Italian pension funds are demanding tax concessions as a bargaining chip to invest in the real economy, reminding the government of the substantial investments already made.
Pension funds association Assofondipensione is asking the government to increase the 10% limit to benefit from tax exemptions on returns when investing in Italian companies, and for all types of investments, not just equities, president Giovanni Maggi said in an interview.
According to Maggi, it is necessary to simplify legislation to effectively enforce and reap the benefits of tax exemptions.
Pension funds’ demands on this have been brought to the negotiating table following actions taken by the government to channel institutional capital to support small and medium-sized firms.
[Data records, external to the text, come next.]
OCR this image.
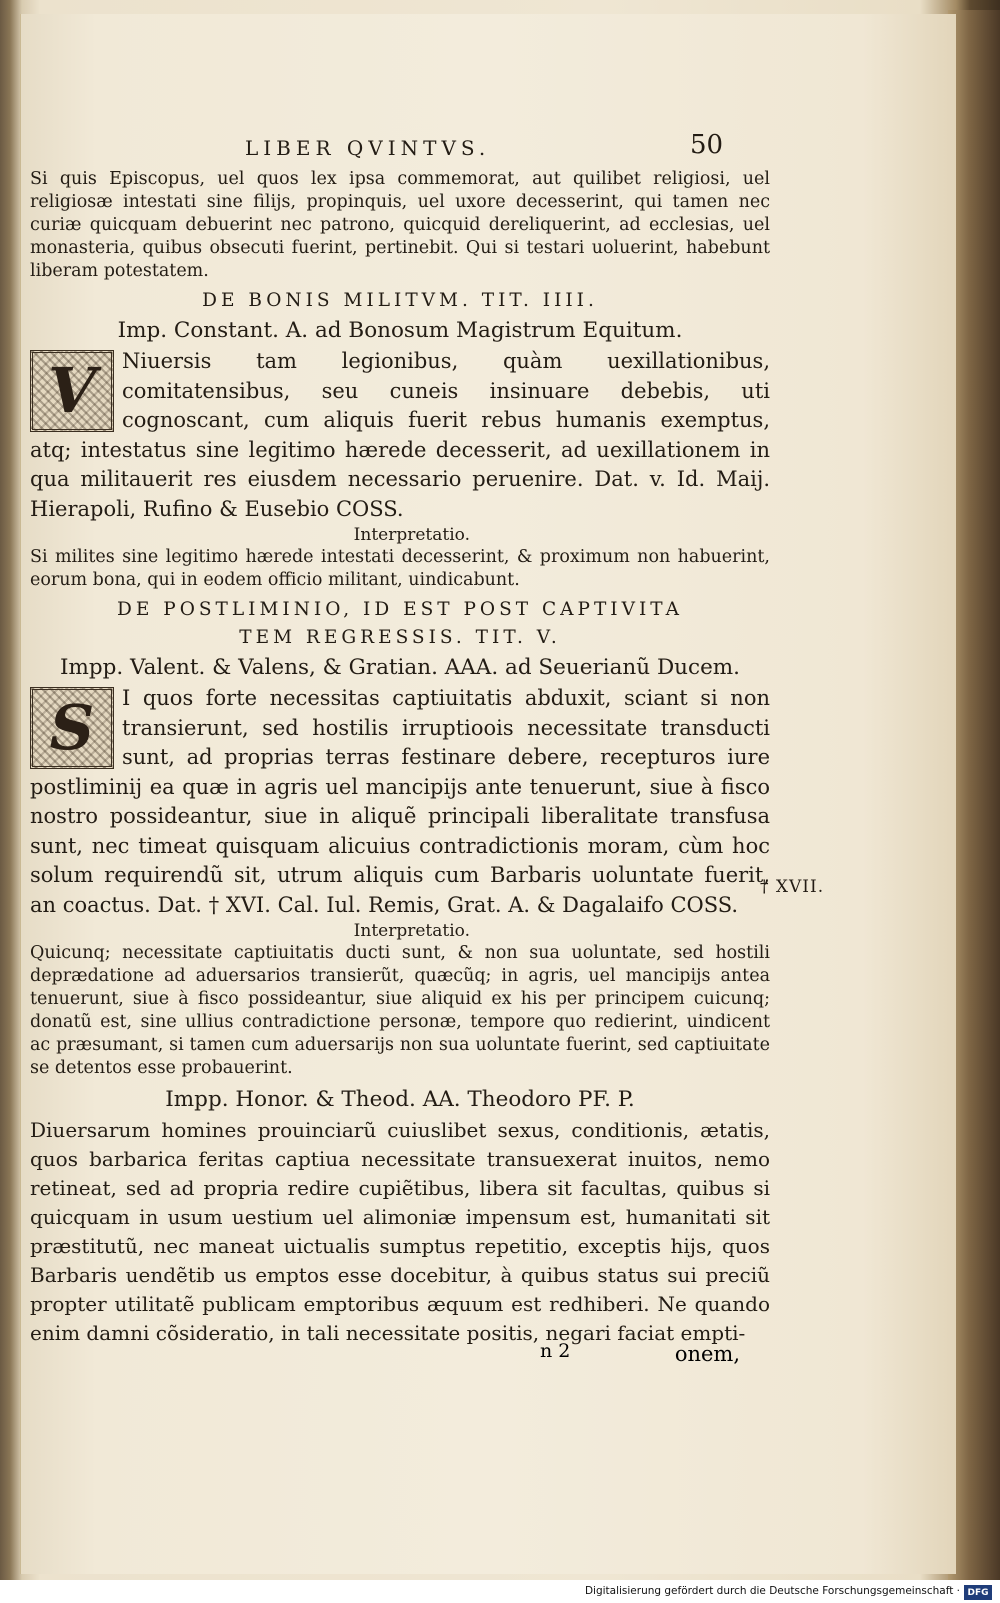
LIBER QVINTVS.	50

Si quis Episcopus, uel quos lex ipsa commemorat, aut quilibet religiosi, uel religiosæ intestati sine filijs, propinquis, uel uxore decesserint, qui tamen nec curiæ quicquam debuerint nec patrono, quicquid dereliquerint, ad ecclesias, uel monasteria, quibus obsecuti fuerint, pertinebit. Qui si testari uoluerint, habebunt liberam potestatem.

DE BONIS MILITVM. TIT. IIII.
Imp. Constant. A. ad Bonosum Magistrum Equitum.
V	Niuersis tam legionibus, quàm uexillationibus, comitatensibus, seu cuneis insinuare debebis, uti cognoscant, cum aliquis fuerit rebus humanis exemptus, atq; intestatus sine legitimo hærede decesserit, ad uexillationem in qua militauerit res eiusdem necessario peruenire. Dat. v. Id. Maij. Hierapoli, Rufino & Eusebio COSS.

Interpretatio.

Si milites sine legitimo hærede intestati decesserint, & proximum non habuerint, eorum bona, qui in eodem officio militant, uindicabunt.

DE POSTLIMINIO, ID EST POST CAPTIVITA
TEM REGRESSIS. TIT. V.
Impp. Valent. & Valens, & Gratian. AAA. ad Seuerianũ Ducem.
S	I quos forte necessitas captiuitatis abduxit, sciant si non transierunt, sed hostilis irruptioois necessitate transducti sunt, ad proprias terras festinare debere, recepturos iure postliminij ea quæ in agris uel mancipijs ante tenuerunt, siue à fisco nostro possideantur, siue in aliquẽ principali liberalitate transfusa sunt, nec timeat quisquam alicuius contradictionis moram, cùm hoc solum requirendũ sit, utrum aliquis cum Barbaris uoluntate fuerit, an coactus. Dat. † XVI. Cal. Iul. Remis, Grat. A. & Dagalaifo COSS.

Interpretatio.

Quicunq; necessitate captiuitatis ducti sunt, & non sua uoluntate, sed hostili deprædatione ad aduersarios transierũt, quæcũq; in agris, uel mancipijs antea tenuerunt, siue à fisco possideantur, siue aliquid ex his per principem cuicunq; donatũ est, sine ullius contradictione personæ, tempore quo redierint, uindicent ac præsumant, si tamen cum aduersarijs non sua uoluntate fuerint, sed captiuitate se detentos esse probauerint.

Impp. Honor. & Theod. AA. Theodoro PF. P.

Diuersarum homines prouinciarũ cuiuslibet sexus, conditionis, ætatis, quos barbarica feritas captiua necessitate transuexerat inuitos, nemo retineat, sed ad propria redire cupiẽtibus, libera sit facultas, quibus si quicquam in usum uestium uel alimoniæ impensum est, humanitati sit præstitutũ, nec maneat uictualis sumptus repetitio, exceptis hijs, quos Barbaris uendẽtib us emptos esse docebitur, à quibus status sui preciũ propter utilitatẽ publicam emptoribus æquum est redhiberi. Ne quando enim damni cõsideratio, in tali necessitate positis, negari faciat empti-

† XVII.
n 2	onem,
Digitalisierung gefördert durch die Deutsche Forschungsgemeinschaft · DFG
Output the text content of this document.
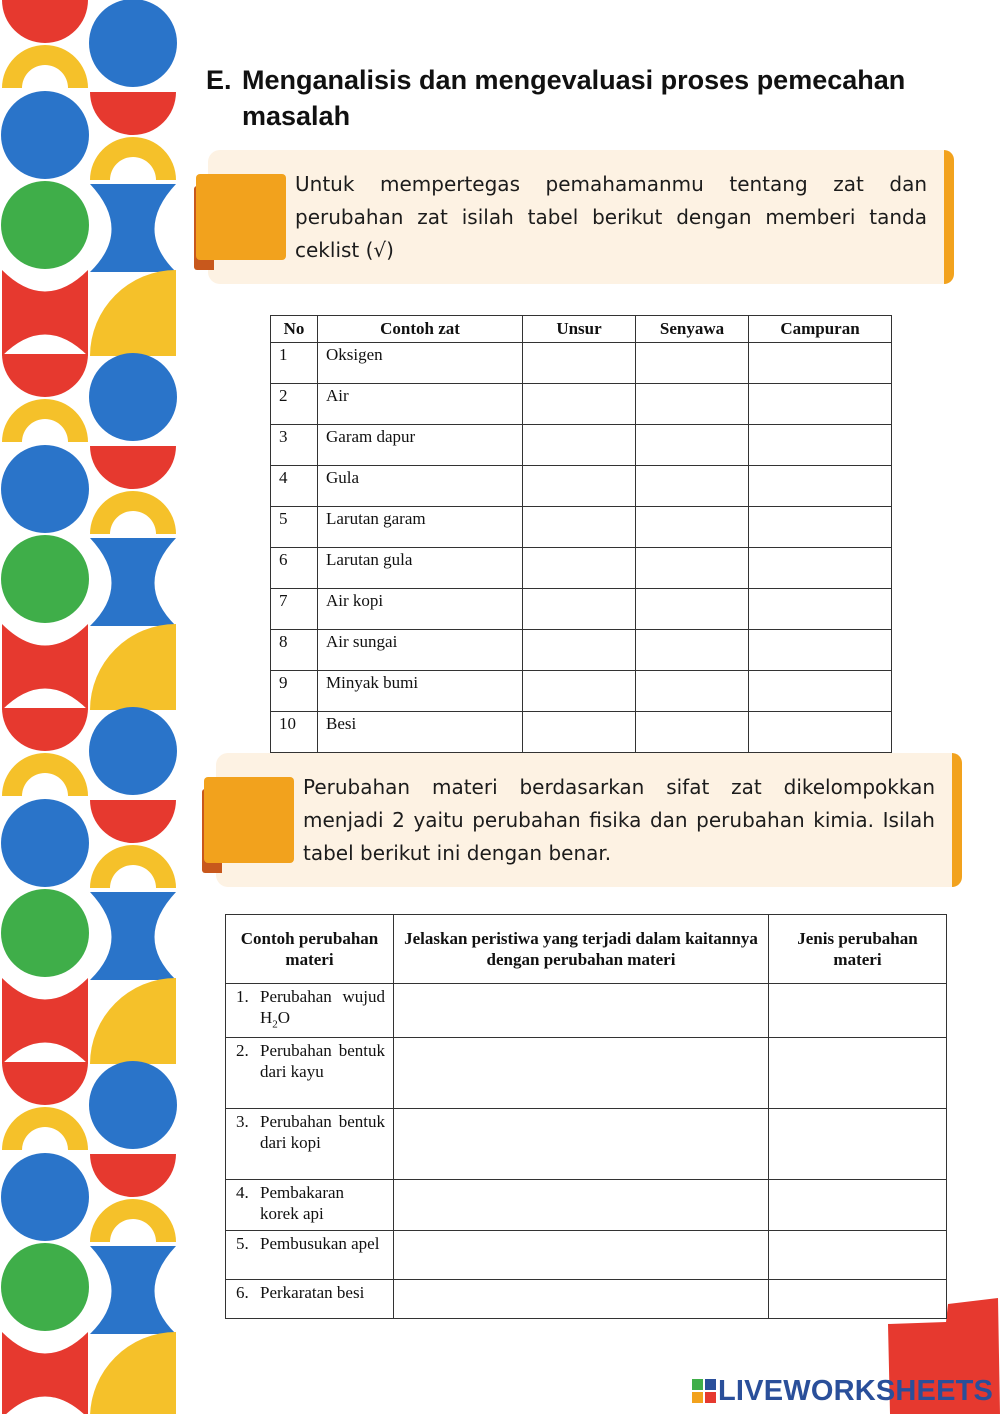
E. Menganalisis dan mengevaluasi proses pemecahan masalah
Untuk mempertegas pemahamanmu tentang zat dan perubahan zat isilah tabel berikut dengan memberi tanda ceklist (√)
No	Contoh zat	Unsur	Senyawa	Campuran
1	Oksigen			
2	Air			
3	Garam dapur			
4	Gula			
5	Larutan garam			
6	Larutan gula			
7	Air kopi			
8	Air sungai			
9	Minyak bumi			
10	Besi			
Perubahan materi berdasarkan sifat zat dikelompokkan menjadi 2 yaitu perubahan fisika dan perubahan kimia. Isilah tabel berikut ini dengan benar.
Contoh perubahan materi	Jelaskan peristiwa yang terjadi dalam kaitannya dengan perubahan materi	Jenis perubahan materi

1. Perubahan wujud $H_2O$		

2. Perubahan bentuk dari kayu		

3. Perubahan bentuk dari kopi		

4. Pembakaran korek api		

5. Pembusukan apel		

6. Perkaratan besi		

LIVEWORKSHEETS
The schemes are also reminding the government of efforts already made to support productive industries and the domestic economy.
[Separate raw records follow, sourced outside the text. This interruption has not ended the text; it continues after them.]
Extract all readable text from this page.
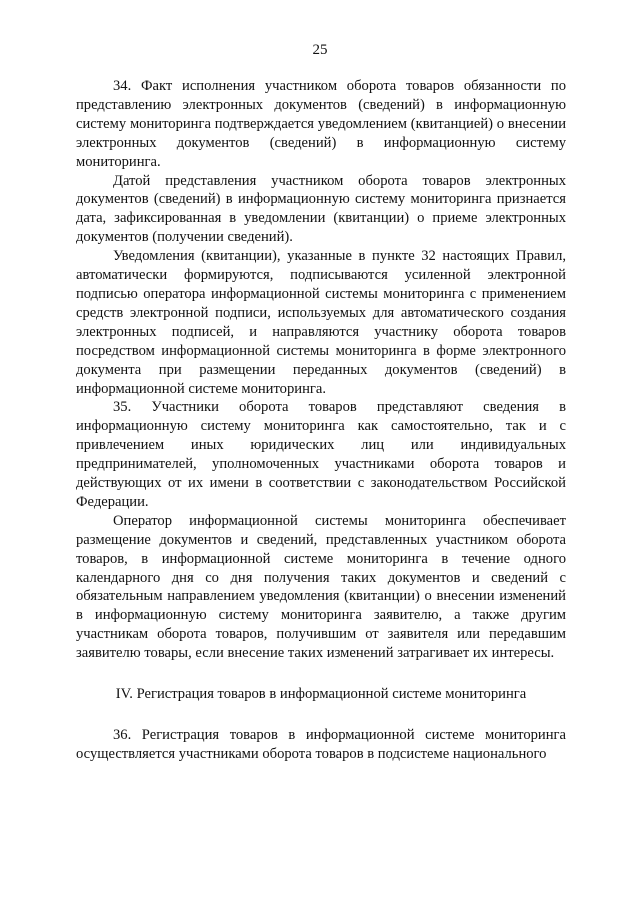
25

34. Факт исполнения участником оборота товаров обязанности по представлению электронных документов (сведений) в информационную систему мониторинга подтверждается уведомлением (квитанцией) о внесении электронных документов (сведений) в информационную систему мониторинга.

Датой представления участником оборота товаров электронных документов (сведений) в информационную систему мониторинга признается дата, зафиксированная в уведомлении (квитанции) о приеме электронных документов (получении сведений).

Уведомления (квитанции), указанные в пункте 32 настоящих Правил, автоматически формируются, подписываются усиленной электронной подписью оператора информационной системы мониторинга с применением средств электронной подписи, используемых для автоматического создания электронных подписей, и направляются участнику оборота товаров посредством информационной системы мониторинга в форме электронного документа при размещении переданных документов (сведений) в информационной системе мониторинга.

35. Участники оборота товаров представляют сведения в информационную систему мониторинга как самостоятельно, так и с привлечением иных юридических лиц или индивидуальных предпринимателей, уполномоченных участниками оборота товаров и действующих от их имени в соответствии с законодательством Российской Федерации.

Оператор информационной системы мониторинга обеспечивает размещение документов и сведений, представленных участником оборота товаров, в информационной системе мониторинга в течение одного календарного дня со дня получения таких документов и сведений с обязательным направлением уведомления (квитанции) о внесении изменений в информационную систему мониторинга заявителю, а также другим участникам оборота товаров, получившим от заявителя или передавшим заявителю товары, если внесение таких изменений затрагивает их интересы.

IV. Регистрация товаров в информационной системе мониторинга

36. Регистрация товаров в информационной системе мониторинга осуществляется участниками оборота товаров в подсистеме национального
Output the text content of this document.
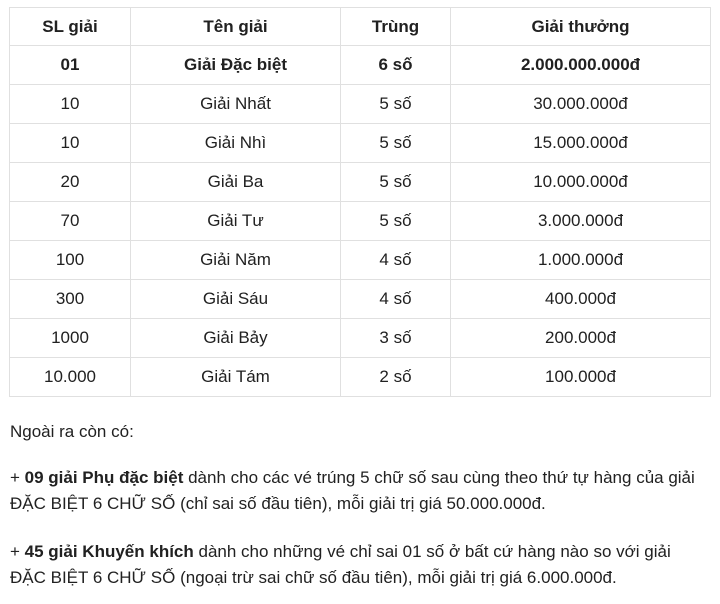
SL giải	Tên giải	Trùng	Giải thưởng
01	Giải Đặc biệt	6 số	2.000.000.000đ
10	Giải Nhất	5 số	30.000.000đ
10	Giải Nhì	5 số	15.000.000đ
20	Giải Ba	5 số	10.000.000đ
70	Giải Tư	5 số	3.000.000đ
100	Giải Năm	4 số	1.000.000đ
300	Giải Sáu	4 số	400.000đ
1000	Giải Bảy	3 số	200.000đ
10.000	Giải Tám	2 số	100.000đ

Ngoài ra còn có:

+ 09 giải Phụ đặc biệt dành cho các vé trúng 5 chữ số sau cùng theo thứ tự hàng của giải ĐẶC BIỆT 6 CHỮ SỐ (chỉ sai số đầu tiên), mỗi giải trị giá 50.000.000đ.

+ 45 giải Khuyến khích dành cho những vé chỉ sai 01 số ở bất cứ hàng nào so với giải ĐẶC BIỆT 6 CHỮ SỐ (ngoại trừ sai chữ số đầu tiên), mỗi giải trị giá 6.000.000đ.
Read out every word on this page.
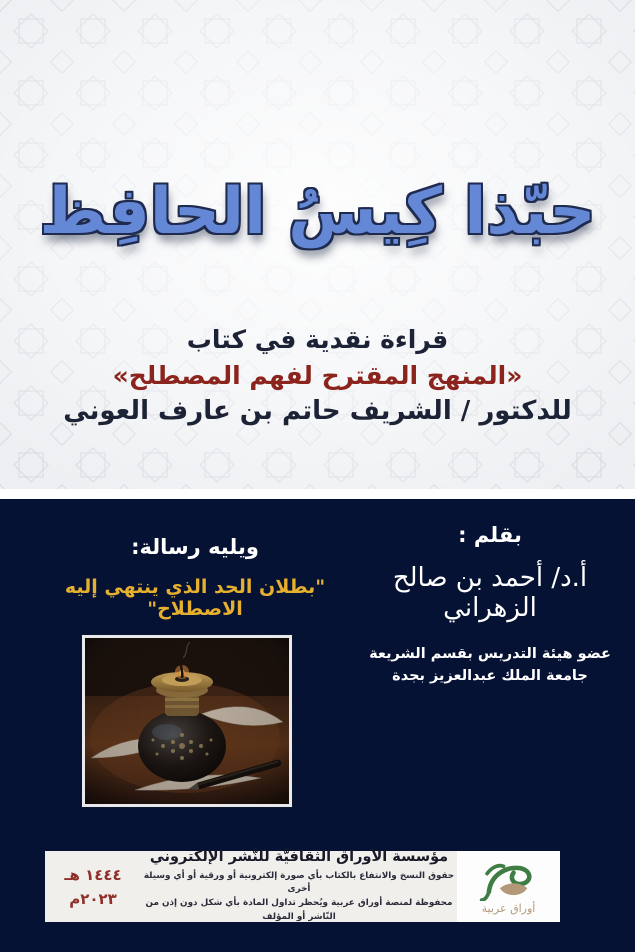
حبّذا كِيسُ الحافِظ
قراءة نقدية في كتاب
«المنهج المقترح لفهم المصطلح»
للدكتور / الشريف حاتم بن عارف العوني
بقلم :
أ.د/ أحمد بن صالح الزهراني
عضو هيئة التدريس بقسم الشريعة
جامعة الملك عبدالعزيز بجدة
ويليه رسالة:
"بطلان الحد الذي ينتهي إليه الاصطلاح"
١٤٤٤ هـ
٢٠٢٣م
مؤسسة الأوراق الثقافيَّة للنَّشر الإلكتروني
حقوق النسخ والانتفاع بالكتاب بأي صورة إلكترونية أو ورقية أو أي وسيلة أخرى
محفوظة لمنصة أوراق عربية ويُحظر تداول المادة بأي شكل دون إذن من النّاشر أو المؤلف
أوراق عربية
Assofondipensione is involved in three funds of funds (FoFs) for private equity, private debt and infrastructure investments under the Real Economy Project (Progetto Economia Reale) in partnership with state-owned investment bank Cassa Depositi e Prestiti (CDP).
Pension funds Arco and Concreto have invested in the infrastructure FoF that has conducted four investments worth more than €130m, Maggi said.
Fondo Arco is ready to invest €50m in a FoF set up with the European Investment Fund (EIF) targeting €500-600m from approximately 15 pension funds, and with 30% of the funds that will be invested in private markets in Italy.
The pension fund for the chemical sector, Fonchim, has mandated Neuberger Berman to invest €115m in private equity and infrastructure, and Italy’s largest pension scheme Cometa is working with CDP on a guarantee to invest €400m in the real economy, according to reports.
Enasarco already invests 50% of its alternatives portfolio worth €690m (which was worth around 13.2% of its total assets at the end of 2023) in Italy, it said in a document handed over to the parliamentary committee investigating schemes’ investments.
Last week, undersecretary of state of Italy’s Ministry of Economy and Finance (MEF) introduced a FoF for small-cap equity listed on the Italian stock exchange to first pillar pension schemes.
The latest FoF might open a further front of negotiations between the government and first pillar pension schemes demanding to get rid of the double taxation on investments and pension payouts, while lamenting the high tax levy of 26% on financial returns.